When I pulled a sample out about a week ago, it had a slight yeast/fermentation smell, but tasted great. Now, it still tastes good, but the odor has changed. The batch cleared beautifully and I've had not other problems to date.

Help...


----------



## docanddeb (Sep 7, 2011)

You'll need to give the recipe, when you started, the SG, etc.

Did you stabilize BEFORE you added the sugar water?

Debbie


----------



## jmyers63 (Sep 7, 2011)

I used Lon's recipe, with the exception of creating my own yeast starter (using warm water, yeast and slowly introducing the must) as I didn't have any slurry to use. Starting gravity was 1.072, ending at .998. I added Kmeta, sorbate and Sparkloid on 08/22. Last night I proceeded to rack and add the sugar, which brings us up to here.


----------



## jmyers63 (Sep 9, 2011)

Here's an update. The odor has now been described as "dirty sweatsocks". The taste is great if you hold your nose. Any suggestions?

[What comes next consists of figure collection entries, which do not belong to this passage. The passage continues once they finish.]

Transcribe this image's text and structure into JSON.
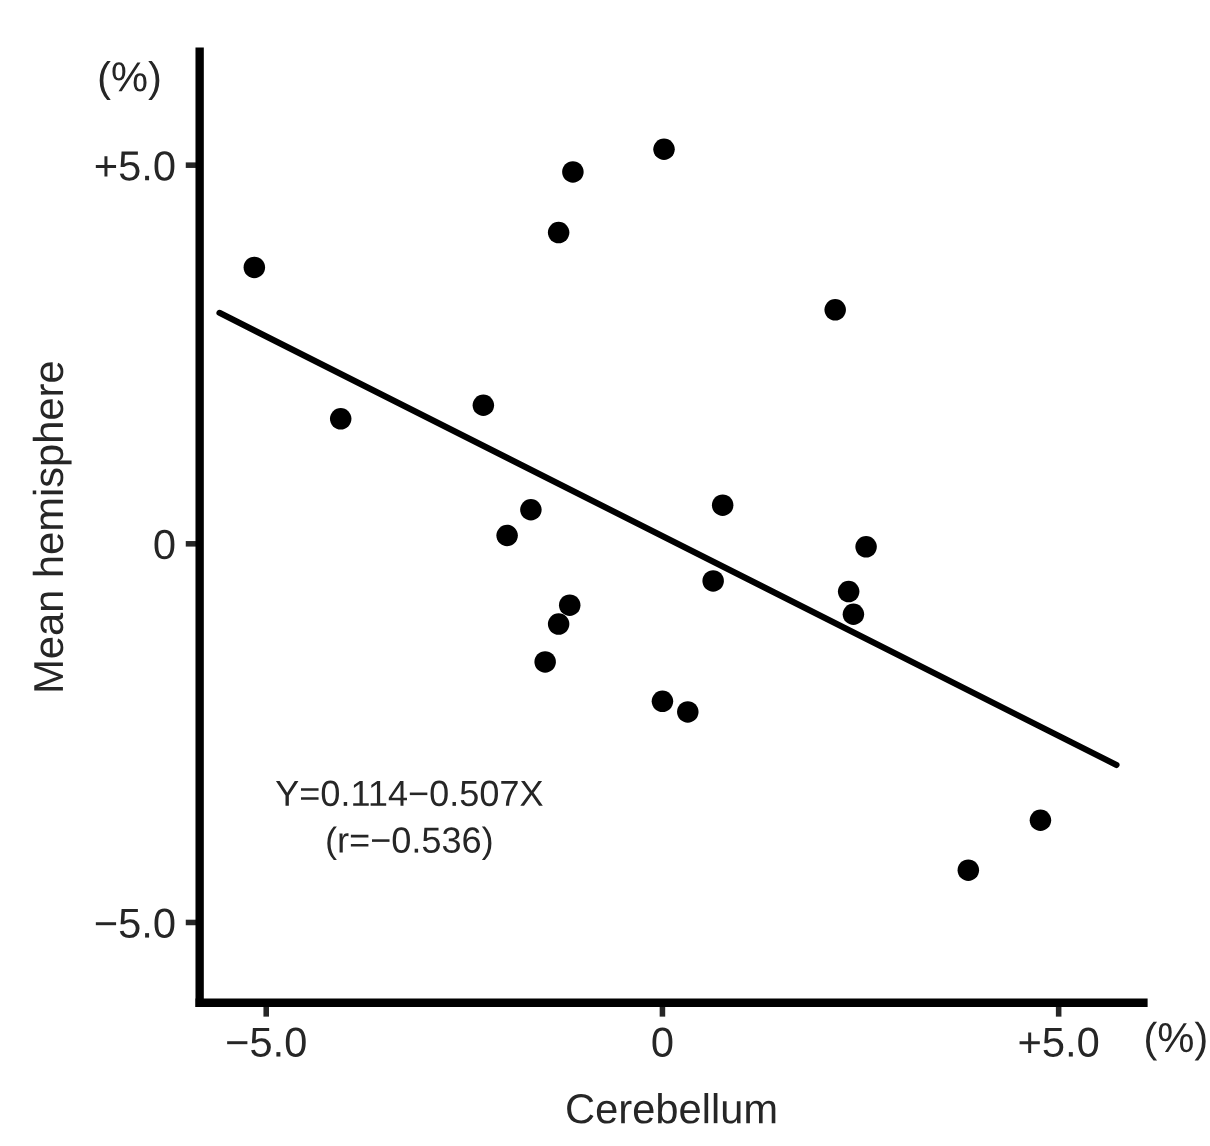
{
  "chart_data": {
    "type": "scatter",
    "xlabel": "Cerebellum",
    "ylabel": "Mean hemisphere",
    "xlim": [
      -5.84,
      6.07
    ],
    "ylim": [
      -6.06,
      6.5
    ],
    "xticks": [
      {
        "value": -5,
        "label": "−5.0"
      },
      0,
      {
        "value": 5,
        "label": "+5.0"
      }
    ],
    "yticks": [
      {
        "value": -5,
        "label": "−5.0"
      },
      0,
      {
        "value": 5,
        "label": "+5.0"
      }
    ],
    "grid": false,
    "legend": false,
    "series": [
      {
        "color": "#000000",
        "marker": "circle",
        "x": [
          -5.15,
          -4.06,
          -2.26,
          -1.31,
          -1.13,
          0.02,
          2.18,
          -1.66,
          -1.96,
          0.76,
          2.57,
          0.64,
          2.35,
          2.41,
          -1.17,
          -1.31,
          -1.48,
          0.0,
          0.32,
          4.77,
          3.86
        ],
        "values": [
          3.65,
          1.65,
          1.83,
          4.11,
          4.91,
          5.21,
          3.09,
          0.45,
          0.11,
          0.51,
          -0.04,
          -0.49,
          -0.63,
          -0.93,
          -0.81,
          -1.06,
          -1.56,
          -2.08,
          -2.22,
          -3.65,
          -4.31
        ]
      },
      {
        "type": "line",
        "color": "#000000",
        "line_style": "solid",
        "x": [
          -5.59,
          5.73
        ],
        "values": [
          3.05,
          -2.92
        ]
      }
    ],
    "annotations": [
      "(%)",
      "(%)",
      "Y=0.114−0.507X\n(r=−0.536)"
    ]
  }
}
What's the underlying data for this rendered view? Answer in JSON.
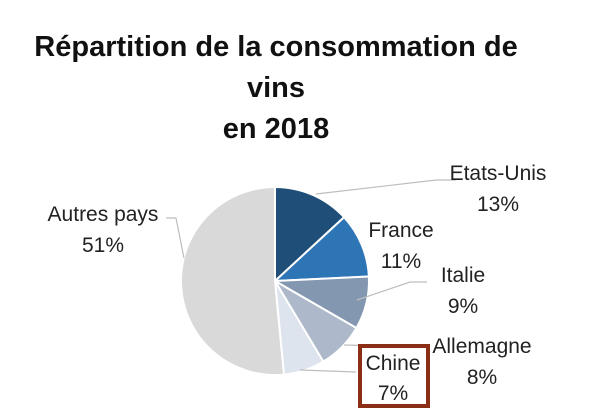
{
  "chart_data": {
    "type": "pie",
    "title": {
      "line1": "Répartition de la consommation de",
      "line2": "vins",
      "line3": "en 2018"
    },
    "slices": [
      {
        "name": "Etats-Unis",
        "value": 13,
        "label": "13%",
        "color": "#1f4e79"
      },
      {
        "name": "France",
        "value": 11,
        "label": "11%",
        "color": "#2e75b6"
      },
      {
        "name": "Italie",
        "value": 9,
        "label": "9%",
        "color": "#8497b0"
      },
      {
        "name": "Allemagne",
        "value": 8,
        "label": "8%",
        "color": "#adb9ca"
      },
      {
        "name": "Chine",
        "value": 7,
        "label": "7%",
        "color": "#dde4ee",
        "highlighted": true
      },
      {
        "name": "Autres pays",
        "value": 51,
        "label": "51%",
        "color": "#d9d9d9"
      }
    ],
    "highlight_color": "#8b2e16"
  }
}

I did find another site that listed a potential cause for this exact ordor as not adding Kmeta with the sorbate. I followed the recipe here and added them together, along with the Sparkolloid. BTW, their suggestion was to pour it down the drain. Not in my plans at all!


----------



## docanddeb (Sep 9, 2011)

Did you aerate it good throughout the process? 

Debbie


----------



## jmyers63 (Sep 9, 2011)

Thought/hope so. Could that be my problem? And if so, can it be corrected?


----------



## Minnesotamaker (Sep 10, 2011)

Sometimes you can vent off bad odors before bottling. I'd put a small sample in a short glass and whip it good with a whisk, let it sit a short while, and whip it again. See if any of the odor goes away. If the odor decreases, it could just be trapped gas that you may be able to remove before bottling.


----------